Wspomnieniami podzielił się jeden z dwójki prezesów firmy - Evan Wells. Menedżer pojawił się w podkaście Game Maker's Notebook.
- Pod koniec prac nad Uncharted 2, Bruce Straley i Neil Druckmann zaczęli projektowanie [The Last of Us - red.], choć spędzili też dobre trzy, cztery miesiące nad nowym Jak & Daxter, zanim porzucili ten pomysł i skupili się na czymś nowym - wyjaśnił, mówiąc o reżyserze i scenarzyście przygód Nathana Drake'a.
- Pomysł polegał na tym, by zbudować dwa zespoły działające jednocześnie, ale nie udało się tego osiągnąć - przyznał. - Wysiłki potrzebne do ukończenia Uncharted 3 odciągały zasoby z The Last of Us i nigdy nie dotarliśmy do punktu, w którym mielibyśmy dwie równoległe produkcje.

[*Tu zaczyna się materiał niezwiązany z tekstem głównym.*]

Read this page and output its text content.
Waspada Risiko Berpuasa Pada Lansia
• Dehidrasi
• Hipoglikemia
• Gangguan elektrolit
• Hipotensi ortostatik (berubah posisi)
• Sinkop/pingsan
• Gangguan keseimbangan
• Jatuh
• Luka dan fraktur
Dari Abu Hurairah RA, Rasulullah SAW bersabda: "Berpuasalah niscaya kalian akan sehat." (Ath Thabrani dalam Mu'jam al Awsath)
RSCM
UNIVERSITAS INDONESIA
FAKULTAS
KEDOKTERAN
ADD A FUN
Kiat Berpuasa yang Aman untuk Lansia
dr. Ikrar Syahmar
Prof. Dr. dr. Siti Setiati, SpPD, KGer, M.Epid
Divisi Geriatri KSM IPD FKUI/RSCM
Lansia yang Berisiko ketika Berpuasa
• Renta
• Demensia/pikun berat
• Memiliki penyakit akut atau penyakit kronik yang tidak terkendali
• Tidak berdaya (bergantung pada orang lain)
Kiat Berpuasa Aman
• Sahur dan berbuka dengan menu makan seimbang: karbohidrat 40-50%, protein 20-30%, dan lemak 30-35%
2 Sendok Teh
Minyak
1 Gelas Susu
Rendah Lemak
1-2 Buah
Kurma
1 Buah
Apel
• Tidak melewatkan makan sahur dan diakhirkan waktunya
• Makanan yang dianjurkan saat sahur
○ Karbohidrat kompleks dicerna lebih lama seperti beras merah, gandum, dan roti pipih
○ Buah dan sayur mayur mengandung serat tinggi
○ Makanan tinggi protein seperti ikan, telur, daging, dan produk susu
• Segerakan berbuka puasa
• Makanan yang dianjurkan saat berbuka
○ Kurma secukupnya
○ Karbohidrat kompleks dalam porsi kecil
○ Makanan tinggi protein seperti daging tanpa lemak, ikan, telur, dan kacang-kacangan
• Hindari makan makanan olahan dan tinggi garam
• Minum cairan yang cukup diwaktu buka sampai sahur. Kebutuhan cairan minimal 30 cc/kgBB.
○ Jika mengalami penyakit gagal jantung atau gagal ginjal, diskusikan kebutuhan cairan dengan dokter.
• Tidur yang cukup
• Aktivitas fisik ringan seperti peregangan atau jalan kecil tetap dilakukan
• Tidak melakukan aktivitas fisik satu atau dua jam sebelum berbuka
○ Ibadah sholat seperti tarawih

- Nawet dzisiaj tak nie jest. Mamy kilka projektów, ale tylko na jednym się koncentrujemy. Nie mamy dwóch gier z setkami deweloperów, ale jeden tytuł i kilka innych w fazie pre-produkcji. Będą musiały poczekać, zanim przeniesiemy do nich większą liczbą osób.

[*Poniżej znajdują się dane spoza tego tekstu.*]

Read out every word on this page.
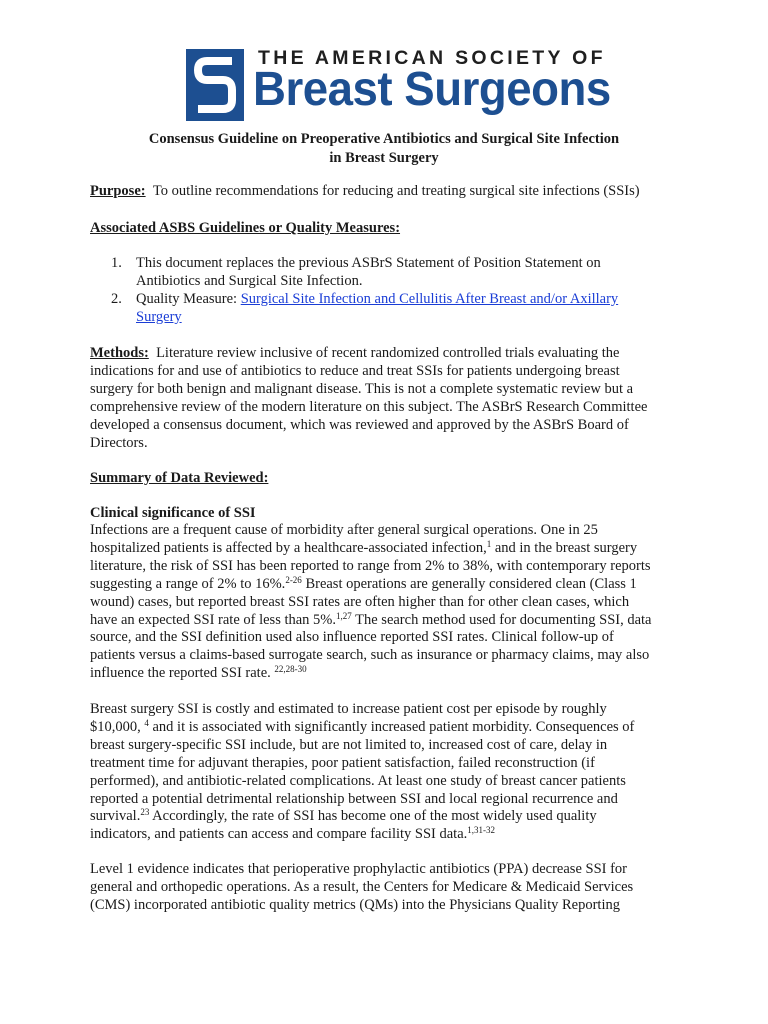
THE AMERICAN SOCIETY OF
Breast Surgeons
Consensus Guideline on Preoperative Antibiotics and Surgical Site Infection
in Breast Surgery
Purpose: To outline recommendations for reducing and treating surgical site infections (SSIs)
Associated ASBS Guidelines or Quality Measures:
1. This document replaces the previous ASBrS Statement of Position Statement on
Antibiotics and Surgical Site Infection.
2. Quality Measure: Surgical Site Infection and Cellulitis After Breast and/or Axillary
Surgery
Methods: Literature review inclusive of recent randomized controlled trials evaluating the
indications for and use of antibiotics to reduce and treat SSIs for patients undergoing breast
surgery for both benign and malignant disease. This is not a complete systematic review but a
comprehensive review of the modern literature on this subject. The ASBrS Research Committee
developed a consensus document, which was reviewed and approved by the ASBrS Board of
Directors.
Summary of Data Reviewed:
Clinical significance of SSI
Infections are a frequent cause of morbidity after general surgical operations. One in 25
hospitalized patients is affected by a healthcare-associated infection,$^1$ and in the breast surgery
literature, the risk of SSI has been reported to range from 2% to 38%, with contemporary reports
suggesting a range of 2% to 16%.$^{2-26}$ Breast operations are generally considered clean (Class 1
wound) cases, but reported breast SSI rates are often higher than for other clean cases, which
have an expected SSI rate of less than 5%.$^{1,27}$ The search method used for documenting SSI, data
source, and the SSI definition used also influence reported SSI rates. Clinical follow-up of
patients versus a claims-based surrogate search, such as insurance or pharmacy claims, may also
influence the reported SSI rate. $^{22,28-30}$
Breast surgery SSI is costly and estimated to increase patient cost per episode by roughly
$10,000, $^4$ and it is associated with significantly increased patient morbidity. Consequences of
breast surgery-specific SSI include, but are not limited to, increased cost of care, delay in
treatment time for adjuvant therapies, poor patient satisfaction, failed reconstruction (if
performed), and antibiotic-related complications. At least one study of breast cancer patients
reported a potential detrimental relationship between SSI and local regional recurrence and
survival.$^{23}$ Accordingly, the rate of SSI has become one of the most widely used quality
indicators, and patients can access and compare facility SSI data.$^{1,31-32}$
Level 1 evidence indicates that perioperative prophylactic antibiotics (PPA) decrease SSI for
general and orthopedic operations. As a result, the Centers for Medicare & Medicaid Services
(CMS) incorporated antibiotic quality metrics (QMs) into the Physicians Quality Reporting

Jak wynika z nieoficjalnych informacji agencji Bloomberg, Naughty Dog rozwija obecnie grę wieloosobową - zapewne tryb Frakcji dla The Last of Us 2 - oraz remake pierwszej odsłony tej serii.
Jeszcze przed premierą The Last of Us 2 w mediach pojawiły się doniesienia o trudach pracy w studiu, gdzie codziennością miały być długie nadgodziny i kłopotliwe decyzje menedżerów. Evans dodał, że jego studio przeszło niedawno restrukturyzację, by sytuacja się nie powtórzyła.
- Włożyliśmy mnóstwo pracy w ukończenie The Last of Us 2... Wprowadziliśmy spore zmiany. Dodajemy więcej tytułów i hierarchii. Staraliśmy się tkwić w przeszłości, kiedy to ja po dołączeniu do Naughty Dog byłem czternastym pracownikiem. Chcieliśmy zachować tę dynamikę. Ale teraz firma liczy 300 osób, więc musi się zmienić - przyznał.